"But I thought these were _liberated_ prisoners from Germany?"
"Don't ask me!" said the little man disgustedly. "I wish to heaven they
were all back in Germany. Look at me! I've fought in the Somme, the
Aisne, and Verdun, and now at the end of the war I'm left here to look
after these pigs!"
A sergeant entered. "A man to take the prisoner in the fourth cell up to
the doctor," he said sharply.
"It's not my turn," said the little man, aggrieved that the eye of the
sergeant should so rest on him. "It's yours!" he said to the man on the
bench beside him. "It's yours!" replied this man to the next.
"Yes, it's Chaumet's! Yes, it's Chaumet's, _va-t'en_!" they all said,
and a man with a cast in his eye got up slowly, grumbling, and turned
towards the door.
"Here, dress yourself!"
"What, to take a ... to the doctor?"
He pulled his belt and gun off the rack with an ill-will and
disappeared, buckling it on.
"You have Russians in cells, too?"
"Those who won't work, yes.
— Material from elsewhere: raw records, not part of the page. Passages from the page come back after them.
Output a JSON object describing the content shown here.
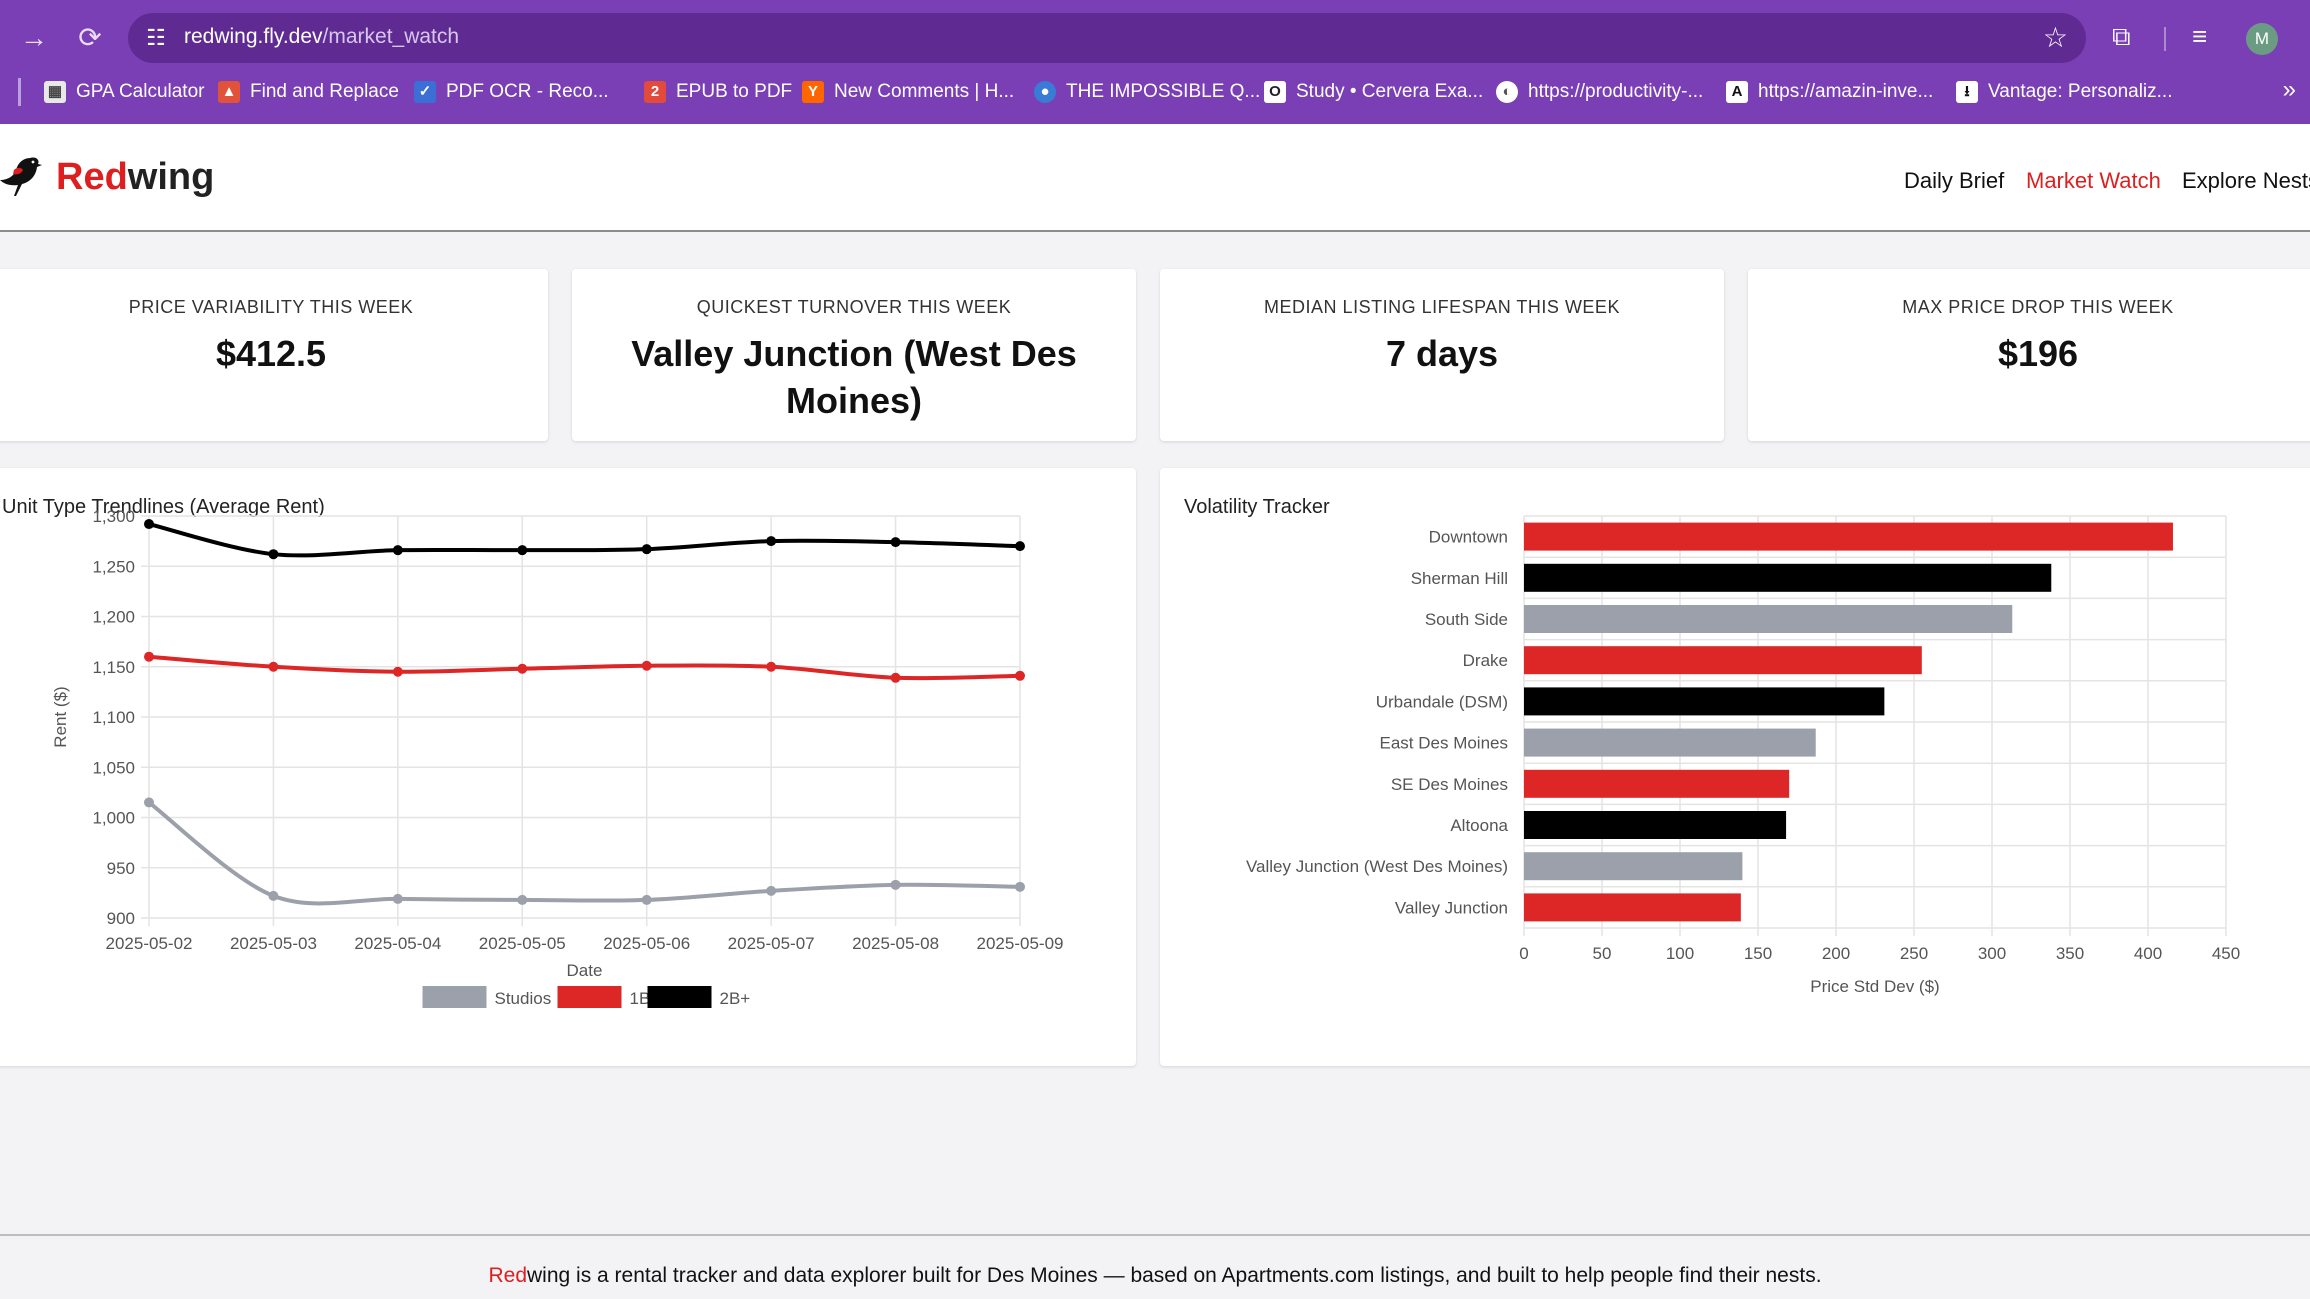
{
  "browser": {
    "url_host": "redwing.fly.dev",
    "url_path": "/market_watch",
    "avatar_letter": "M",
    "bookmarks": [
      {
        "label": "GPA Calculator",
        "icon": "grid-icon",
        "color": "#e8e8e8"
      },
      {
        "label": "Find and Replace",
        "icon": "tree-icon",
        "color": "#e0533a"
      },
      {
        "label": "PDF OCR - Reco...",
        "icon": "pdf-icon",
        "color": "#3b6fd6"
      },
      {
        "label": "EPUB to PDF",
        "icon": "epub-icon",
        "color": "#e24a3b"
      },
      {
        "label": "New Comments | H...",
        "icon": "hn-icon",
        "color": "#ff6600"
      },
      {
        "label": "THE IMPOSSIBLE Q...",
        "icon": "globe-icon",
        "color": "#3a7bd5"
      },
      {
        "label": "Study • Cervera Exa...",
        "icon": "study-icon",
        "color": "#ffffff"
      },
      {
        "label": "https://productivity-...",
        "icon": "web-icon",
        "color": "#ffffff"
      },
      {
        "label": "https://amazin-inve...",
        "icon": "a-icon",
        "color": "#ffffff"
      },
      {
        "label": "Vantage: Personaliz...",
        "icon": "download-icon",
        "color": "#ffffff"
      }
    ]
  },
  "site": {
    "logo_red": "Red",
    "logo_rest": "wing",
    "nav": [
      {
        "label": "Daily Brief",
        "active": false
      },
      {
        "label": "Market Watch",
        "active": true
      },
      {
        "label": "Explore Nests",
        "active": false
      }
    ]
  },
  "kpis": [
    {
      "label": "PRICE VARIABILITY THIS WEEK",
      "value": "$412.5"
    },
    {
      "label": "QUICKEST TURNOVER THIS WEEK",
      "value": "Valley Junction (West Des Moines)"
    },
    {
      "label": "MEDIAN LISTING LIFESPAN THIS WEEK",
      "value": "7 days"
    },
    {
      "label": "MAX PRICE DROP THIS WEEK",
      "value": "$196"
    }
  ],
  "chart_data": [
    {
      "type": "line",
      "title": "Unit Type Trendlines (Average Rent)",
      "xlabel": "Date",
      "ylabel": "Rent ($)",
      "ylim": [
        900,
        1300
      ],
      "yticks": [
        900,
        950,
        1000,
        1050,
        1100,
        1150,
        1200,
        1250,
        1300
      ],
      "yticklabels": [
        "900",
        "950",
        "1,000",
        "1,050",
        "1,100",
        "1,150",
        "1,200",
        "1,250",
        "1,300"
      ],
      "x": [
        "2025-05-02",
        "2025-05-03",
        "2025-05-04",
        "2025-05-05",
        "2025-05-06",
        "2025-05-07",
        "2025-05-08",
        "2025-05-09"
      ],
      "grid": true,
      "legend_position": "bottom",
      "series": [
        {
          "name": "Studios",
          "color": "#9ca0aa",
          "values": [
            1015,
            922,
            919,
            918,
            918,
            927,
            933,
            931
          ]
        },
        {
          "name": "1B",
          "color": "#dd2626",
          "values": [
            1160,
            1150,
            1145,
            1148,
            1151,
            1150,
            1139,
            1141
          ]
        },
        {
          "name": "2B+",
          "color": "#000000",
          "values": [
            1292,
            1262,
            1266,
            1266,
            1267,
            1275,
            1274,
            1270
          ]
        }
      ]
    },
    {
      "type": "bar",
      "orientation": "horizontal",
      "title": "Volatility Tracker",
      "xlabel": "Price Std Dev ($)",
      "xlim": [
        0,
        450
      ],
      "xticks": [
        0,
        50,
        100,
        150,
        200,
        250,
        300,
        350,
        400,
        450
      ],
      "grid": true,
      "categories": [
        "Downtown",
        "Sherman Hill",
        "South Side",
        "Drake",
        "Urbandale (DSM)",
        "East Des Moines",
        "SE Des Moines",
        "Altoona",
        "Valley Junction (West Des Moines)",
        "Valley Junction"
      ],
      "values": [
        416,
        338,
        313,
        255,
        231,
        187,
        170,
        168,
        140,
        139
      ],
      "colors": [
        "#dd2626",
        "#000000",
        "#9ca0aa",
        "#dd2626",
        "#000000",
        "#9ca0aa",
        "#dd2626",
        "#000000",
        "#9ca0aa",
        "#dd2626"
      ]
    }
  ],
  "footer": {
    "brand_red": "Red",
    "text": "wing is a rental tracker and data explorer built for Des Moines — based on Apartments.com listings, and built to help people find their nests."
  }
}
On bread and water. That one has been on
bread and water for five days. In my opinion he'll die."
"But why won't they work?"
"Work! He won't even clean his own cell out! They say it's because they
are Bolshevists, but I don't know about that. I talk a little Russian,
and I think they are convinced that if they make themselves at all
useful to us we shall never send them home.